Kensei (剣聖) is a Japanese honorary title given to a master swordsman of the very greatest level of skill. The literal translation of kensei is "sword saint". This suggests a higher degree of perfection (possibly also encompassing a moral dimension) than the more commonly used kengo (剣豪) or "sword master". This is distinct from the word kenshi (剣士), meaning swordsman.

== Famous kensei ==

- Tsukahara Bokuden 塚原 卜伝 (1489 – 6 March 1571), father and sword instructor of Shōgun Ashikaga Yoshiteru.
- Kamiizumi Isenokami Nobutsuna 上泉 伊勢守 信綱 (c.1508 – 1572/1577), central figure in the development of kenjutsu and founder of the Shinkage-ryu school of combat.

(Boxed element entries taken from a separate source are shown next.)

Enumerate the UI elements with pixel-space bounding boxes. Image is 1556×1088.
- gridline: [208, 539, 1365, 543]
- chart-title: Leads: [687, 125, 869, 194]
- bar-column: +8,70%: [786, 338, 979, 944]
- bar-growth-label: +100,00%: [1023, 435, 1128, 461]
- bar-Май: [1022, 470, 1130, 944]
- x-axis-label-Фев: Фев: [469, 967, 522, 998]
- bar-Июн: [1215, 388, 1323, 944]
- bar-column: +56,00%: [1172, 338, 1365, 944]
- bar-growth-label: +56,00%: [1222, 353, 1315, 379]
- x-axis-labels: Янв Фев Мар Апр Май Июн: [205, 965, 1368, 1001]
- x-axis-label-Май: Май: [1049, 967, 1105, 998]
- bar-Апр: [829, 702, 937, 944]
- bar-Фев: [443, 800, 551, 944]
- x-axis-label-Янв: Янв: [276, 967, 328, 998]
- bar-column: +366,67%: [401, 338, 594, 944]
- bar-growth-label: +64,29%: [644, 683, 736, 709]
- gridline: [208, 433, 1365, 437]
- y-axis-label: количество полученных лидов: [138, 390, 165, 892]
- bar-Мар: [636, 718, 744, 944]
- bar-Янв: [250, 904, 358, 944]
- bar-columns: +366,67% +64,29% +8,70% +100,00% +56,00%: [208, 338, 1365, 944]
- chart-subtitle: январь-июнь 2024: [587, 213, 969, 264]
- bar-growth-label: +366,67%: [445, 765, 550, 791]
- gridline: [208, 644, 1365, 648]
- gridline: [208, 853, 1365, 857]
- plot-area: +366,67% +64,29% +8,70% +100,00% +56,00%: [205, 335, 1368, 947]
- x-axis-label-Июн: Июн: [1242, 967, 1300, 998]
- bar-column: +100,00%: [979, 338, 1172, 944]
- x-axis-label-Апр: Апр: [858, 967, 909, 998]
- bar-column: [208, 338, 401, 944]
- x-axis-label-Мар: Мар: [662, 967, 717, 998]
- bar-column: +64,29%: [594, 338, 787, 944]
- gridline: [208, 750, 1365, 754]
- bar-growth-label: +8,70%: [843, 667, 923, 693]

- Miyamoto Musashi 宮本 武蔵 (c. 1584 – 13 June 1645), one of the most famous swordmasters to have received the title.
- Shūsaku Narimasa Chiba 千葉 周作 成政 (1792 – 17 January 1855), one of the last masters who was called a kensei.
- Otani Nobutomo 男谷 信友 (1798–1864), a master of the Kashima Shinden Jikishinkage-ryū of kenjutsu, a commissioner of the Kōbusho military academy.